“好好好!”燕北楼暗自摇了摇头,笑了笑,不得不被她那股子与生俱来的倔强与勇敢折服。然后举起碗盏,道:“这酒若要敬,理当我敬白姑娘才对,多谢——”
“不要急不要急!”白饵连忙打住他,“慢慢来嘛!酒又不是不够!你要敬我的话,那也得先把这碗酒给喝了对吧?这我倒的酒呀,不能乱了礼数的……”
燕北楼无奈地笑了笑,两个碗盏在空中撞得响亮。
果然,烈酒面前,每个女子都会展露她不同的一面。
显然,今夜的白姑娘,比平时多了几分直爽和率真。
“好酒!好酒!”她不由得赞叹道,不可操控的是,身子开始热起来了。
气氛起来了,燕北楼赶忙倒酒,敬她:“白姑娘,这杯酒我敬你,多谢你不辞辛劳,今晚能够来参加我的饯别会!除了府衙中这些兄弟,梅海城中人人敬我而远之,我在梅海待了三年,没几个能够像你这般,愿意坐下来聊天的人。

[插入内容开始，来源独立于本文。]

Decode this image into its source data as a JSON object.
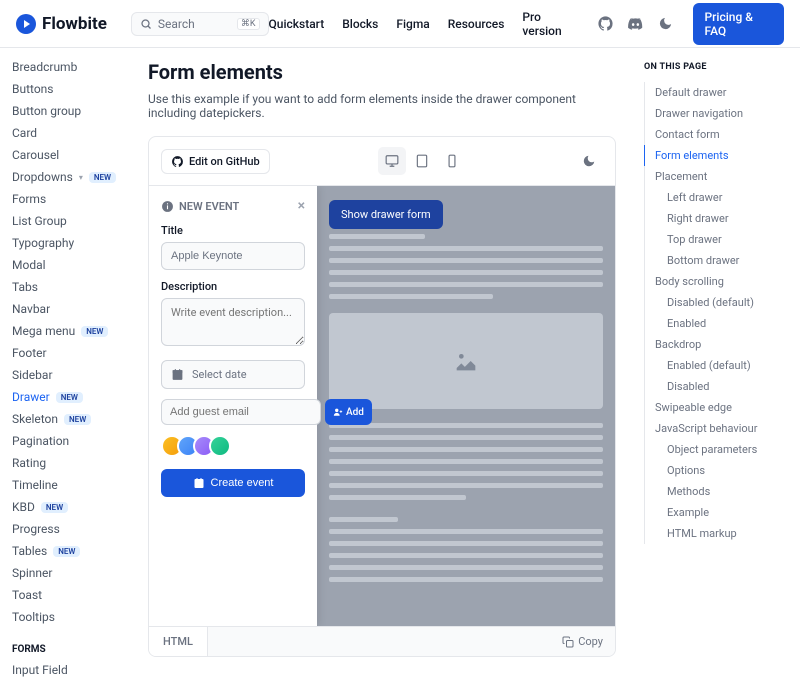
{
  "brand": "Flowbite",
  "search": {
    "placeholder": "Search",
    "kbd": "⌘K"
  },
  "nav": {
    "quickstart": "Quickstart",
    "blocks": "Blocks",
    "figma": "Figma",
    "resources": "Resources",
    "pro": "Pro version",
    "cta": "Pricing & FAQ"
  },
  "sidebar": {
    "items": [
      {
        "label": "Breadcrumb"
      },
      {
        "label": "Buttons"
      },
      {
        "label": "Button group"
      },
      {
        "label": "Card"
      },
      {
        "label": "Carousel"
      },
      {
        "label": "Dropdowns",
        "new": true,
        "badge": "NEW"
      },
      {
        "label": "Forms"
      },
      {
        "label": "List Group"
      },
      {
        "label": "Typography"
      },
      {
        "label": "Modal"
      },
      {
        "label": "Tabs"
      },
      {
        "label": "Navbar"
      },
      {
        "label": "Mega menu",
        "new": true,
        "badge": "NEW"
      },
      {
        "label": "Footer"
      },
      {
        "label": "Sidebar"
      },
      {
        "label": "Drawer",
        "new": true,
        "badge": "NEW",
        "active": true
      },
      {
        "label": "Skeleton",
        "new": true,
        "badge": "NEW"
      },
      {
        "label": "Pagination"
      },
      {
        "label": "Rating"
      },
      {
        "label": "Timeline"
      },
      {
        "label": "KBD",
        "new": true,
        "badge": "NEW"
      },
      {
        "label": "Progress"
      },
      {
        "label": "Tables",
        "new": true,
        "badge": "NEW"
      },
      {
        "label": "Spinner"
      },
      {
        "label": "Toast"
      },
      {
        "label": "Tooltips"
      }
    ],
    "forms_heading": "FORMS",
    "forms_items": [
      {
        "label": "Input Field"
      }
    ]
  },
  "page": {
    "title": "Form elements",
    "description": "Use this example if you want to add form elements inside the drawer component including datepickers.",
    "edit_github": "Edit on GitHub",
    "show_drawer": "Show drawer form",
    "code_tab": "HTML",
    "copy": "Copy"
  },
  "drawer": {
    "heading": "NEW EVENT",
    "title_label": "Title",
    "title_value": "Apple Keynote",
    "desc_label": "Description",
    "desc_placeholder": "Write event description...",
    "date_placeholder": "Select date",
    "guest_placeholder": "Add guest email",
    "add_btn": "Add",
    "create_btn": "Create event"
  },
  "toc": {
    "title": "ON THIS PAGE",
    "items": [
      {
        "label": "Default drawer"
      },
      {
        "label": "Drawer navigation"
      },
      {
        "label": "Contact form"
      },
      {
        "label": "Form elements",
        "active": true
      },
      {
        "label": "Placement"
      },
      {
        "label": "Left drawer",
        "sub": true
      },
      {
        "label": "Right drawer",
        "sub": true
      },
      {
        "label": "Top drawer",
        "sub": true
      },
      {
        "label": "Bottom drawer",
        "sub": true
      },
      {
        "label": "Body scrolling"
      },
      {
        "label": "Disabled (default)",
        "sub": true
      },
      {
        "label": "Enabled",
        "sub": true
      },
      {
        "label": "Backdrop"
      },
      {
        "label": "Enabled (default)",
        "sub": true
      },
      {
        "label": "Disabled",
        "sub": true
      },
      {
        "label": "Swipeable edge"
      },
      {
        "label": "JavaScript behaviour"
      },
      {
        "label": "Object parameters",
        "sub": true
      },
      {
        "label": "Options",
        "sub": true
      },
      {
        "label": "Methods",
        "sub": true
      },
      {
        "label": "Example",
        "sub": true
      },
      {
        "label": "HTML markup",
        "sub": true
      }
    ]
  }
}
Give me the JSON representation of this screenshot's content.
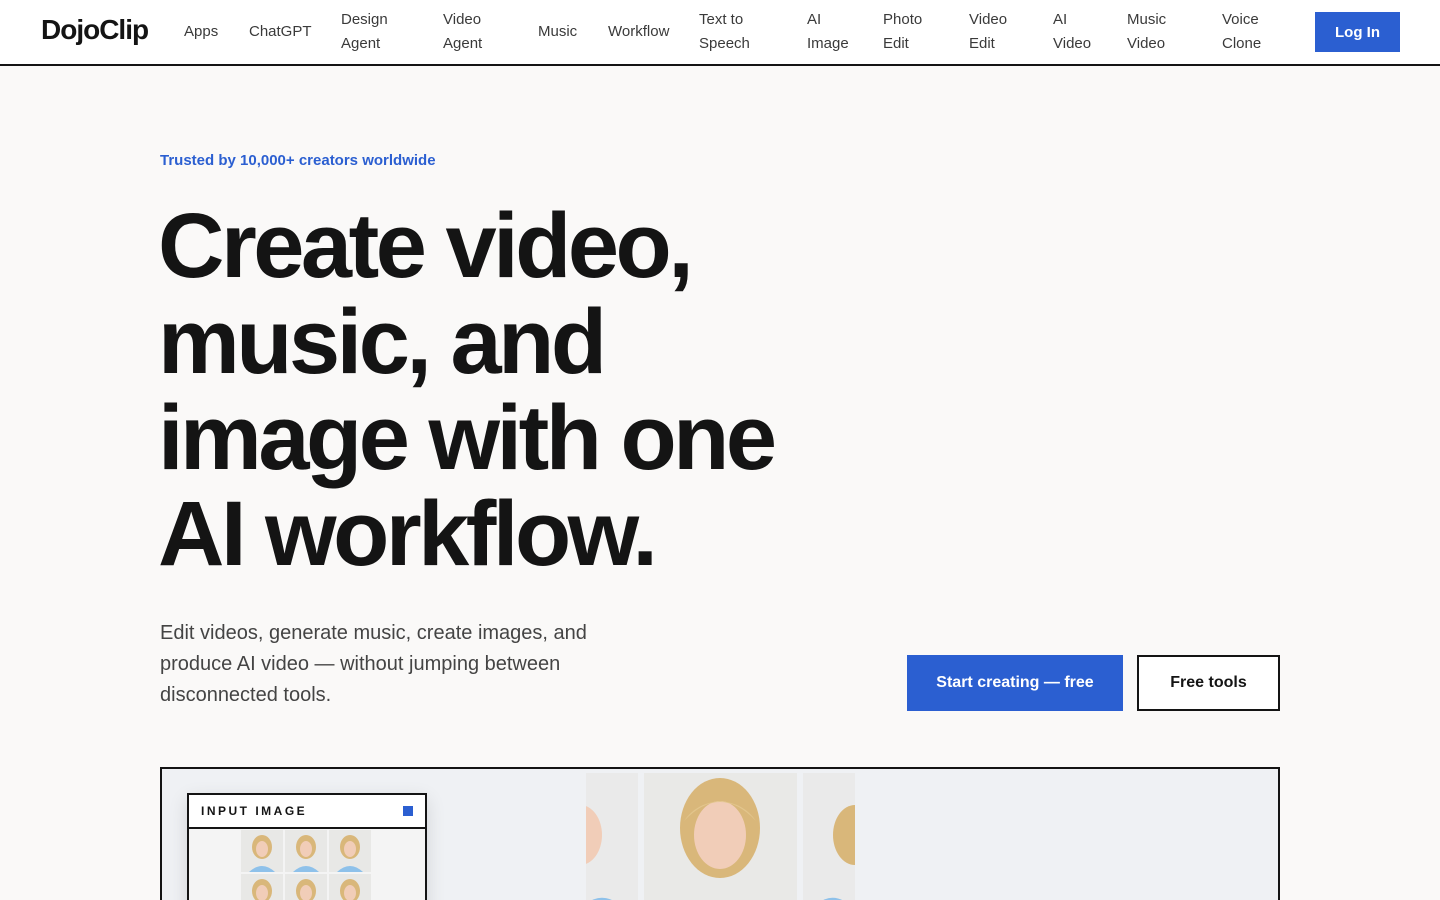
{
  "brand": {
    "logo": "DojoClip",
    "accent": "#2b5fd1"
  },
  "nav": {
    "items": [
      {
        "label": "Apps"
      },
      {
        "label": "ChatGPT"
      },
      {
        "line1": "Design",
        "line2": "Agent"
      },
      {
        "line1": "Video",
        "line2": "Agent"
      },
      {
        "label": "Music"
      },
      {
        "label": "Workflow"
      },
      {
        "line1": "Text to",
        "line2": "Speech"
      },
      {
        "line1": "AI",
        "line2": "Image"
      },
      {
        "line1": "Photo",
        "line2": "Edit"
      },
      {
        "line1": "Video",
        "line2": "Edit"
      },
      {
        "line1": "AI",
        "line2": "Video"
      },
      {
        "line1": "Music",
        "line2": "Video"
      },
      {
        "line1": "Voice",
        "line2": "Clone"
      }
    ],
    "login_label": "Log In"
  },
  "hero": {
    "trusted": "Trusted by 10,000+ creators worldwide",
    "headline": [
      "Create video,",
      "music, and",
      "image with one",
      "AI workflow."
    ],
    "subtext": "Edit videos, generate music, create images, and produce AI video — without jumping between disconnected tools.",
    "cta_primary": "Start creating — free",
    "cta_secondary": "Free tools"
  },
  "demo": {
    "input_label": "INPUT IMAGE"
  }
}
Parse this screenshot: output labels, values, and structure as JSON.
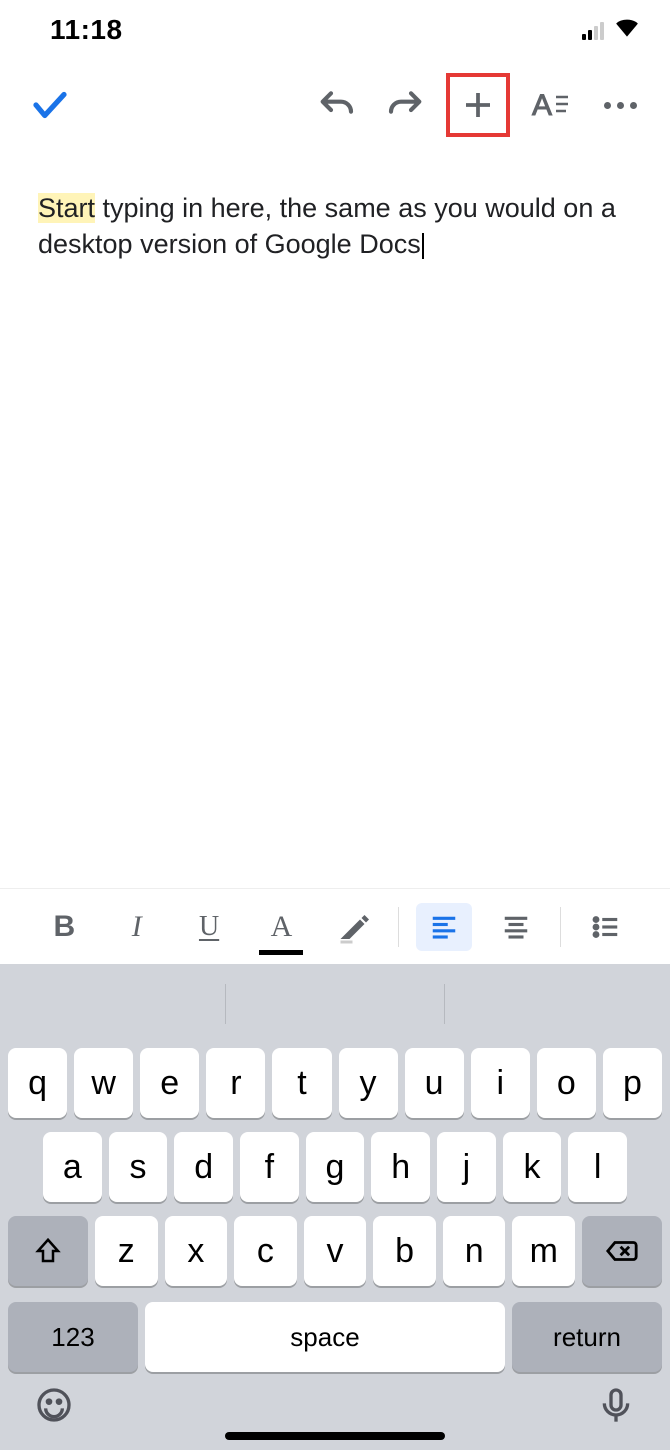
{
  "status": {
    "time": "11:18"
  },
  "doc": {
    "highlighted": "Start",
    "rest": " typing in here, the same as you would on a desktop version of Google Docs"
  },
  "keyboard": {
    "row1": [
      "q",
      "w",
      "e",
      "r",
      "t",
      "y",
      "u",
      "i",
      "o",
      "p"
    ],
    "row2": [
      "a",
      "s",
      "d",
      "f",
      "g",
      "h",
      "j",
      "k",
      "l"
    ],
    "row3": [
      "z",
      "x",
      "c",
      "v",
      "b",
      "n",
      "m"
    ],
    "num": "123",
    "space": "space",
    "return": "return"
  }
}
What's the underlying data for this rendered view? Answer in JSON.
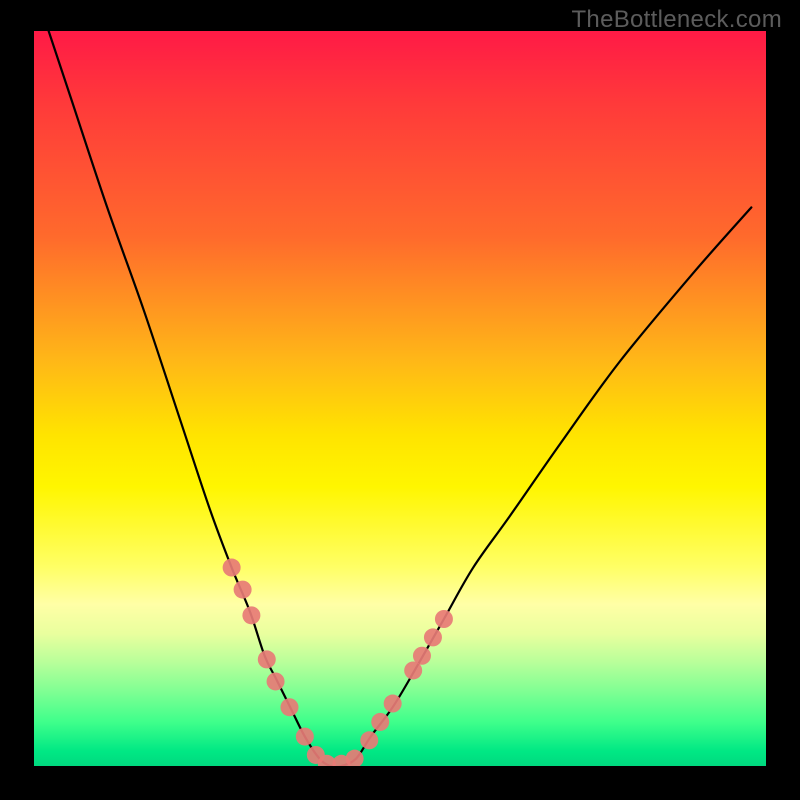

临别之前,能收获你这段际遇,也算不虚此行!我燕某敬你!”
“哎呀呀!”她是真没想到,这种酸词竟然也能从燕北楼嘴里说出来。无上光荣,她赶忙端起碗盏,喜不自胜:“你这么说,我忽然感觉我整个人都在发光发亮啊!庆幸!庆幸!这碗酒,我必须喝!必须喝!”
话罢,咕噜咕噜,又一碗酒下了肚。
咯噔。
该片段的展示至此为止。